Third, the generation of enormous volumes of data combined with advanced processing power and machine learning may in the future create more structural challenges to the function of democratic societies. Algorithms already help to nudge consumer habits based on enormous volumes of data revealing how users think, feel and behave. Such influence could become a growing feature of democracies.

In a benign sense, individuals can be nudged towards more socially good or economically efficient decisions. But a more malign use could see efforts to remotely control political preferences and voting decisions at a mass level. As a group of European computer scientists and academics have warned, “The more is known about us, the less likely our choices are to be free and not predetermined by others.” Large scale manipulation would be difficult to detect, they argue.

Fourth, automation threatens to make whole sectors of the workforce redundant, replaced with more efficient algorithms and machines. One study suggests 47% of American workers are in roles at high risk of automation. The effects of this employment revolution are disputed; some economists are more optimistic about the capacity of technology to create jobs while making others obsolete. However, there are reasons to think the pace of change and the level of disruption in the decades ahead is of an order of magnitude greater than previous periods of economic change, such as 19th century industrialisation.

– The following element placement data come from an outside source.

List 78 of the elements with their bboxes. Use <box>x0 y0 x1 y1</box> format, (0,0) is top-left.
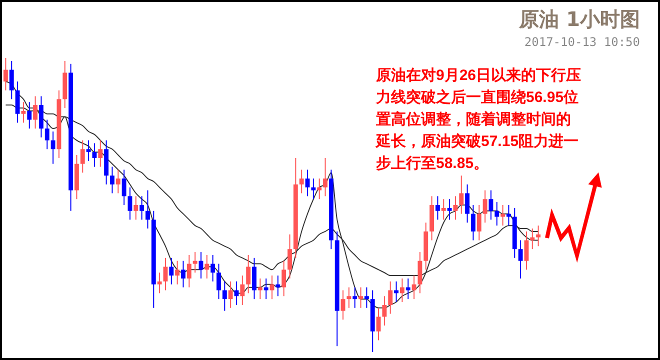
candlestick <box>21 102 26 124</box>
candlestick <box>44 119 50 150</box>
candlestick <box>317 178 322 200</box>
candlestick <box>15 81 20 124</box>
candlestick <box>305 169 310 197</box>
candlestick <box>518 240 523 279</box>
candlestick <box>536 225 541 247</box>
candlestick <box>323 157 328 197</box>
candlestick <box>282 260 286 297</box>
candlestick <box>110 166 114 194</box>
candlestick <box>146 190 150 230</box>
candlestick <box>86 140 91 162</box>
candlestick <box>453 196 458 220</box>
candlestick <box>488 190 494 220</box>
candlestick <box>192 252 198 274</box>
candlestick <box>288 234 292 279</box>
candlestick <box>186 254 192 288</box>
candlestick <box>204 254 210 279</box>
candlestick <box>175 260 180 285</box>
text: 2017-10-13 10:50 <box>524 35 640 49</box>
chart-title: 原油 1小时图 <box>518 7 640 31</box>
candlestick <box>80 140 85 174</box>
candlestick <box>181 260 186 288</box>
candlestick <box>222 280 227 312</box>
candlestick <box>358 286 363 308</box>
candlestick <box>364 286 369 308</box>
candlestick <box>134 196 138 220</box>
candlestick <box>98 140 103 168</box>
candlestick <box>447 198 452 220</box>
candlestick <box>476 204 482 241</box>
candlestick <box>530 228 535 250</box>
candlestick <box>240 275 245 306</box>
candlestick <box>228 280 233 308</box>
candlestick <box>465 184 470 224</box>
candlestick <box>494 202 500 226</box>
candlestick <box>482 190 488 224</box>
candlestick <box>33 96 38 130</box>
candlestick <box>270 275 274 300</box>
candlestick <box>258 278 262 300</box>
candlestick <box>140 196 144 220</box>
candlestick <box>128 186 132 220</box>
candlestick <box>459 175 464 214</box>
candlestick <box>264 278 268 300</box>
candlestick <box>246 254 251 294</box>
annotation: 原油在对9月26日以来的下行压力线突破之后一直围绕56.95位置高位调整，随着调整时间的延长，原油突破57.15阻力进一步上行至58.85。 <box>375 67 582 172</box>
candlestick <box>27 102 32 130</box>
candlestick <box>435 196 440 220</box>
candlestick <box>500 204 506 226</box>
candlestick <box>346 286 352 308</box>
candlestick <box>276 275 280 297</box>
candlestick <box>38 96 44 138</box>
candlestick <box>92 142 97 168</box>
candlestick <box>210 254 216 282</box>
candlestick <box>340 290 346 320</box>
candlestick <box>116 169 120 194</box>
candlestick <box>441 198 446 220</box>
candlestick <box>376 307 381 341</box>
candlestick <box>406 278 410 300</box>
candlestick <box>299 169 304 194</box>
candlestick <box>163 257 168 291</box>
candlestick <box>382 296 387 326</box>
candlestick <box>412 275 416 300</box>
candlestick <box>169 257 174 285</box>
candlestick <box>122 169 126 206</box>
candlestick <box>352 286 358 308</box>
candlestick <box>157 272 162 294</box>
candlestick <box>418 252 422 294</box>
candlestick <box>524 230 529 270</box>
candlestick <box>470 204 476 241</box>
candlestick <box>506 204 511 226</box>
candlestick <box>388 280 393 314</box>
candlestick <box>3 58 8 91</box>
candlestick <box>400 278 404 303</box>
candlestick <box>216 263 221 300</box>
candlestick <box>50 131 56 164</box>
candlestick <box>311 178 316 200</box>
candlestick <box>252 257 256 300</box>
candlestick <box>9 60 14 100</box>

Democratic societies whose social contract relies on fundamental concepts like work, employment and income tax will find that contract tested if sections of society become economically unproductive or idle. Such an economic realignment might also advance problems of inequality, with richer individuals better able to take advantage of technological innovation – with all the social and economic privileges those may bring – and others simply left behind.

These are only some of the challenges and opportunities that technological advances create for democratic governance. The fact that they are arising alongside the erosion of popular support for Europe’s traditional democratic political parties means that technology is likely to have profound impacts both on the functioning and resilience of democratic systems of governance in Europe in the years ahead. It also puts a critical premium on designing digital platforms and processes that will enhance rather than erode democratic institutions and citizen engagement and empowerment.

Questions

  1. Can citizens have meaningful control over their data?
  2. How can we democratize control of data when data crosses borders and jurisdictions?
  3. Is the political economy of Big Tech inherently bad for democracy?